Texas gunman's former lawyer: FBI investigation made him 'a better criminal'

'He learned how not to attract suspicion,' Elton Simpson's attorney in 2011 case says

Texas gunman's former lawyer: FBI investigation made him 'a better criminal'

The former lawyer for Elton Simpson, one of two gunmen who were killed Sunday after opening fire outside a Prophet Muhammad cartoon contest in Garland, Texas, says an FBI investigation that led to a 2011 conviction for Simpson probably made him "a better criminal."

“He learned that they were following him,” Kristina Sitton, who represented Simpson in the previous case, told the New York Times. “He learned how not to attract suspicion. He learned how to be a better criminal.”

The FBI taped hundreds of conversations between Simpson and a paid informant between 2006 and 2009. In 2011, Simpson was convicted of lying to federal agents about a planned trip to Somalia "for the purpose of engaging in violent jihad,” authorities alleged. But a judge sentenced him to three years' probation, saying the government failed to adequately prove its case.

Police say Simpson, 30, and his roommate, 34-year-old Nadir Soofi, traveled from Phoenix to Garland, where they opened fire outside the heavily guarded event Sunday night, wounding a security guard.
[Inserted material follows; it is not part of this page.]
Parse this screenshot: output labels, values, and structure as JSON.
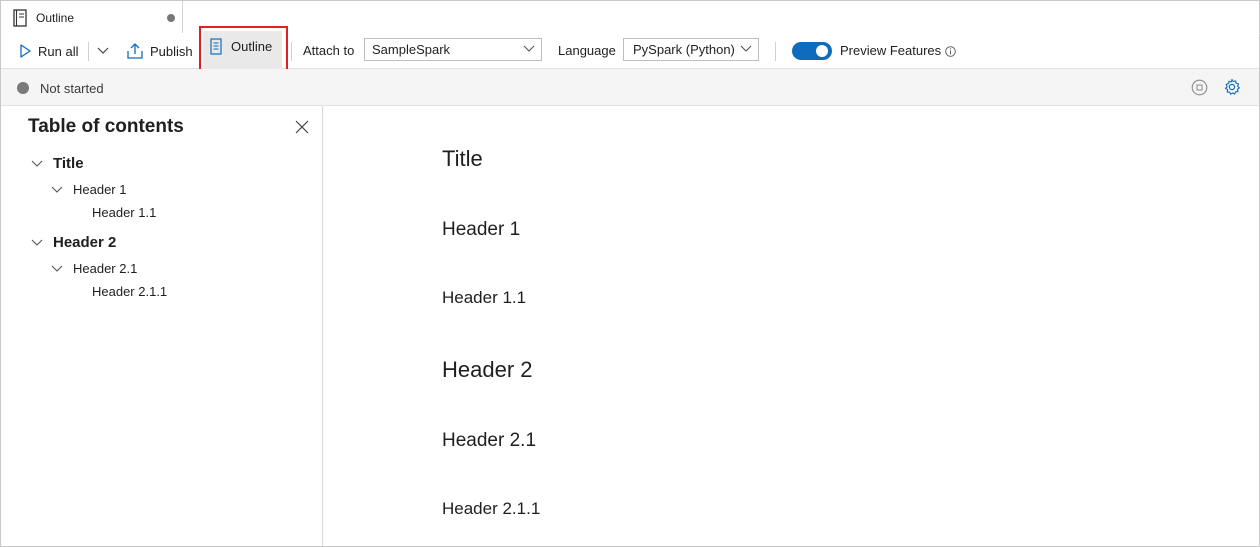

They were both shot to death by a traffic officer.

"He never struck me as someone who would do this sort of thing," Sitton told ABC News earlier this week. "I'm not a bleeding heart, I'm a Republican. I've seen some pretty bad guys and he seemed pretty normal."

Sitton even described Simpson as "harmless."

"Converting to Islam seemed like a good thing for him," she said. "He had been going down a bad path and then he found Islam."

Sitton told the Times that despite going “on and on about dying on the battlefield" in the taped conversations, Simpson did not seem like a real terror threat.

“If you’d have asked me, I would have said he was just a talker," Sitton said.

According to the paper, the FBI's investigation of Simpson was "revived some months ago when he began expressing support for the Islamic State extremist group."

But it seems authorities, too, felt Simpson was just a talker.

"We'd been tracking his online activities," a senior law enforcement official told ABC News. "He's been on our radar for a long time — but there was no indication of any attack coming."